7. Cobre (Cu): Reforço auxiliar e resistência à corrosão
O cobre é um elemento de liga auxiliar com teor ≤2.0% no ferro fundido com alto teor de cromo. Suas principais funções são:
- A solução sólida fortalece a matriz, melhorando a resistência e a dureza do material.
- Estabiliza a austenita e auxilia na melhoria da temperabilidade (menos resistente que o níquel).
- Melhorar a resistência à corrosão, especialmente em ácidos diluídos e ambientes corrosivos atmosféricos.
- Melhora ligeiramente a usinabilidade do material.
8. Enxofre (S) e Fósforo (P): Elementos Nocivos Rigorosamente Controlados
O enxofre e o fósforo são impurezas prejudiciais no ferro fundido com alto teor de cromo, e seus teores devem ser rigorosamente controlados: enxofre ≤0.06% e fósforo ≤0.10% para Cr15, Cr20 e Cr26.
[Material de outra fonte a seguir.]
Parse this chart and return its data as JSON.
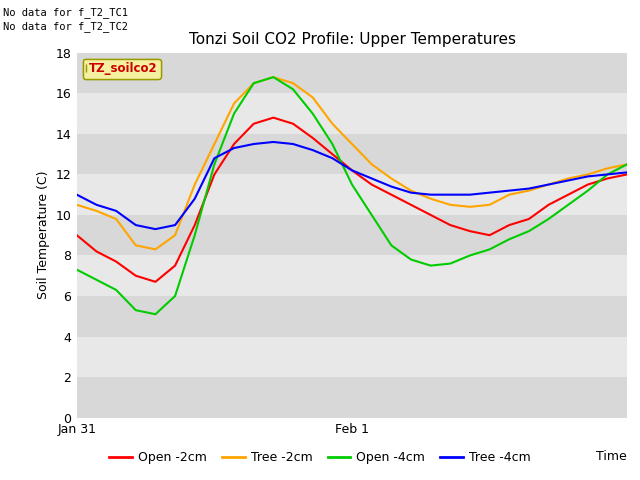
{
  "title": "Tonzi Soil CO2 Profile: Upper Temperatures",
  "ylabel": "Soil Temperature (C)",
  "top_left_text": "No data for f_T2_TC1\nNo data for f_T2_TC2",
  "legend_label_text": "TZ_soilco2",
  "ylim": [
    0,
    18
  ],
  "yticks": [
    0,
    2,
    4,
    6,
    8,
    10,
    12,
    14,
    16,
    18
  ],
  "bg_color": "#e8e8e8",
  "line_colors": {
    "open_2cm": "#ff0000",
    "tree_2cm": "#ffa500",
    "open_4cm": "#00cc00",
    "tree_4cm": "#0000ff"
  },
  "legend_entries": [
    "Open -2cm",
    "Tree -2cm",
    "Open -4cm",
    "Tree -4cm"
  ],
  "open_2cm": [
    9.0,
    8.2,
    7.7,
    7.0,
    6.7,
    7.5,
    9.5,
    12.0,
    13.5,
    14.5,
    14.8,
    14.5,
    13.8,
    13.0,
    12.2,
    11.5,
    11.0,
    10.5,
    10.0,
    9.5,
    9.2,
    9.0,
    9.5,
    9.8,
    10.5,
    11.0,
    11.5,
    11.8,
    12.0
  ],
  "tree_2cm": [
    10.5,
    10.2,
    9.8,
    8.5,
    8.3,
    9.0,
    11.5,
    13.5,
    15.5,
    16.5,
    16.8,
    16.5,
    15.8,
    14.5,
    13.5,
    12.5,
    11.8,
    11.2,
    10.8,
    10.5,
    10.4,
    10.5,
    11.0,
    11.2,
    11.5,
    11.8,
    12.0,
    12.3,
    12.5
  ],
  "open_4cm": [
    7.3,
    6.8,
    6.3,
    5.3,
    5.1,
    6.0,
    9.0,
    12.5,
    15.0,
    16.5,
    16.8,
    16.2,
    15.0,
    13.5,
    11.5,
    10.0,
    8.5,
    7.8,
    7.5,
    7.6,
    8.0,
    8.3,
    8.8,
    9.2,
    9.8,
    10.5,
    11.2,
    12.0,
    12.5
  ],
  "tree_4cm": [
    11.0,
    10.5,
    10.2,
    9.5,
    9.3,
    9.5,
    10.8,
    12.8,
    13.3,
    13.5,
    13.6,
    13.5,
    13.2,
    12.8,
    12.2,
    11.8,
    11.4,
    11.1,
    11.0,
    11.0,
    11.0,
    11.1,
    11.2,
    11.3,
    11.5,
    11.7,
    11.9,
    12.0,
    12.1
  ],
  "band_colors": [
    "#d8d8d8",
    "#e8e8e8"
  ]
}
O enxofre forma inclusões de baixo ponto de fusão, como o MnS, que causam fragilização nos contornos de grão, fissuração a quente e redução da resistência ao impacto. O fósforo forma compostos frágeis, como o Fe₃P, que aumentam a fragilidade a baixas temperaturas e a tendência à fissuração a frio durante a fundição. O controle rigoroso do teor de enxofre e fósforo é essencial para garantir a confiabilidade da fundição e o desempenho em serviço do ferro fundido com alto teor de cromo.
9. Comparação do projeto de elementos para Cr15, Cr20 e Cr26
| elemento de liga | Cr15 | Cr20 | Cr26 |
| Cr | 11–18%, resistência básica ao desgaste e à corrosão | 18–23%, resistência ao desgaste aprimorada, M₇C₃ mais estável | 23–30%, maior resistência ao desgaste/corrosão, fração máxima de M₇C₃ |
| C | 2.4-3.0% | 2.3-3.1% | 2.2–3.0% (Cr/C >7) |
| Mo | 0.5-1.0% | 0.8-1.5% | 1.0–2.0% (compensar a tenacidade e a temperabilidade) |
| Ni | 0.5-1.0% | 0.8-1.5% | 0.8–1.8% (estabilizam a austenita, melhoram a tenacidade) |
| Si/Mn | Baixo controle (≤1.0%) | Baixo controle (≤1.0%) | Controle inferior (Si≤1.0%, Mn≤1.0%) |
| Características da microestrutura | M₇C₃ + martensita/bainita, boa tenacidade | M₇C₃ mais uniforme, desempenho abrangente ideal. | Alta fração volumétrica de M₇C₃, maior resistência ao desgaste, menor tenacidade. |
| Condições de trabalho aplicáveis | Desgaste sob estresse médio-baixo, impacto moderado | Desgaste sob estresse médio-alto, forte impacto | Alta tensão/desgaste abrasivo, corrosão, alta temperatura |
10. Conclusão e Pontos-chave da Apresentação
O desempenho dos ferros fundidos com alto teor de cromo Cr15, Cr20 e Cr26 é determinado conjuntamente pela interação de vários elementos de liga. Carbono e cromo são os elementos principais que determinam a quantidade, o tipo e a resistência ao desgaste dos carbonetos: quanto maior o teor de cromo, melhor a resistência ao desgaste, mas menor a tenacidade e maior a dificuldade de fundição. Molibdênio e níquel formam uma combinação fundamental de reforço e tenacificação: o molibdênio melhora a temperabilidade e o refinamento de grãos, enquanto o níquel estabiliza a austenita e aumenta a tenacidade.
O silício e o manganês devem ser controlados em níveis baixos para garantir a desoxidação e o fortalecimento, evitando a precipitação de grafita e o excesso de austenita retida. O enxofre e o fósforo devem ser rigorosamente controlados para prevenir trincas a quente, fragilidade a frio e fragilização dos contornos de grão. Em termos de seleção de materiais: o Cr15 é econômico e apresenta boa tenacidade, sendo adequado para peças sujeitas a desgaste em geral; o Cr20 oferece o melhor equilíbrio entre resistência ao desgaste e tenacidade, sendo a principal liga para uso geral; o Cr26 oferece extrema resistência ao desgaste, à corrosão e desempenho em altas temperaturas, porém com maior fragilidade, dificuldade de fundição e custo.
Ao projetar adequadamente a composição da liga e otimizar o processo de fundição, o potencial de desempenho do ferro fundido com alto teor de cromo Cr15, Cr20 e Cr26 pode ser totalmente aproveitado, atendendo às exigências de diferentes condições de trabalho industriais.